Consider a very fast train passing by a train platform. Suppose there is a person inside the train who shines a flashlight at the floor. In this person’s frame of reference, the light must travel at the speed of light straight down some distance x to reach the floor. But in the frame of reference of a person on the platform, the light is not moving straight down but rather travels diagonally due to the motion of the train. Thus it travels at the speed of light some distance longer than x and takes longer to reach the floor. The two people can measure the amount of time it takes for the light to hit the floor and get different times. It is time that is relative. Time and distance are relative in fact, and these make up the 4-dimensional spacetime.


Special relativity is a special case of general relativity, which accounts for the bending of spacetime from gravity.

Another important feature of special relativity is c as a “speed limit.” This has interesting consequences as well. Since nothing can travel faster than light and light takes time to travel, we can see only into the past, with more distant objects being in the more distant past. We also cannot affect things quickly in a location that is very distant. It takes time to travel and so the effect will happen in the distant future.
This is a light cone. For simplicity, let’s consider just 1 spatial dimension along with time. A point on this graph is a snapshot of a particular location at a particular time. The present at your current location is represented as (0, 0). Above this point is the future, below is the past. Moving horizontally corresponds to a change in location.

These two diagonal lines represent the speed of light as a relationship between time and distance and define your light cone. The bottom of the cone is the visible past, and the top of the cone is all the times and places you could possibly be in or affect in the future. Outside the light cone there can be no causal interaction. This region of spacetime is simply known as “elsewhere.” It is not possible to travel to, see, or affect “elsewhere.”
So the 4D “fabric” of spacetime or Minkowski space, a kind of manifold, has a special structure defined by the speed limit c. In “flat” spacetime, light always travels in straight lines. Where spacetime is curved by gravity, light follows the shortest possible path (called a geodesic). This causes light to bend around massive objects like stars, resulting in gravitational lensing.

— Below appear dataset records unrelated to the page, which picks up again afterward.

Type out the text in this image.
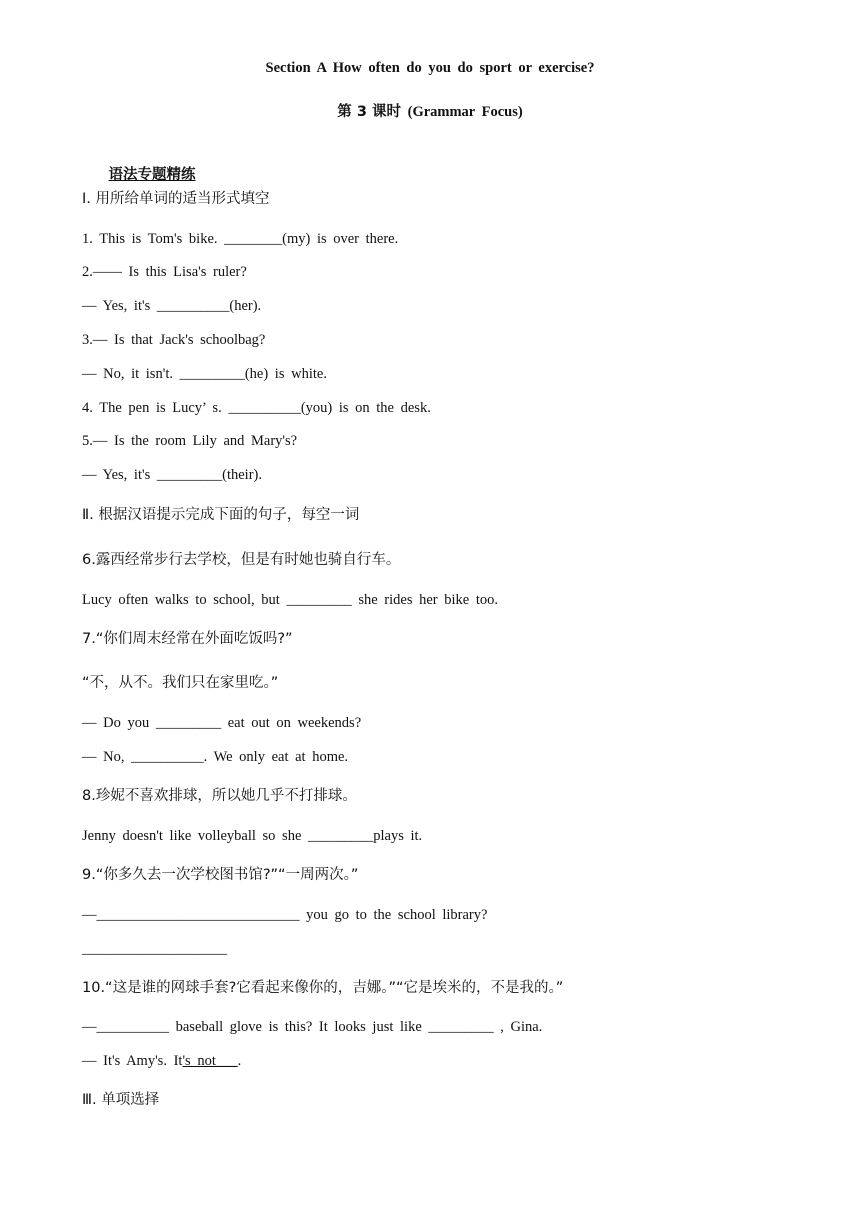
Section A How often do you do sport or exercise?
第 3 课时 (Grammar Focus)

语法专题精练

Ⅰ. 用所给单词的适当形式填空
1. This is Tom's bike. ________(my) is over there.
2.—— Is this Lisa's ruler?
— Yes, it's __________(her).
3.— Is that Jack's schoolbag?
— No, it isn't. _________(he) is white.
4. The pen is Lucy’ s. __________(you) is on the desk.
5.— Is the room Lily and Mary's?
— Yes, it's _________(their).
Ⅱ. 根据汉语提示完成下面的句子，每空一词
6.露西经常步行去学校，但是有时她也骑自行车。
Lucy often walks to school, but _________ she rides her bike too.
7.“你们周末经常在外面吃饭吗?”
“不，从不。我们只在家里吃。”
— Do you _________ eat out on weekends?
— No, __________. We only eat at home.
8.珍妮不喜欢排球，所以她几乎不打排球。
Jenny doesn't like volleyball so she _________plays it.
9.“你多久去一次学校图书馆?”“一周两次。”
—____________________________ you go to the school library?
____________________
10.“这是谁的网球手套?它看起来像你的，吉娜。”“它是埃米的，不是我的。”
—__________ baseball glove is this? It looks just like _________ , Gina.
— It's Amy's. It's not___.
Ⅲ. 单项选择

Every massive object has an escape velocity, the speed at which something ejected from the object will be able to continue moving away and not get pulled back towards the object. Since c is a cosmic speed limit, an object massive enough to have an escape velocity greater than c is impossible to escape, even for light. Such an object is called a black hole: black because it reflects no light, and a hole in the sense that it “sucks things in,” never to escape. Black holes were predicted mathematically before eventually being discovered.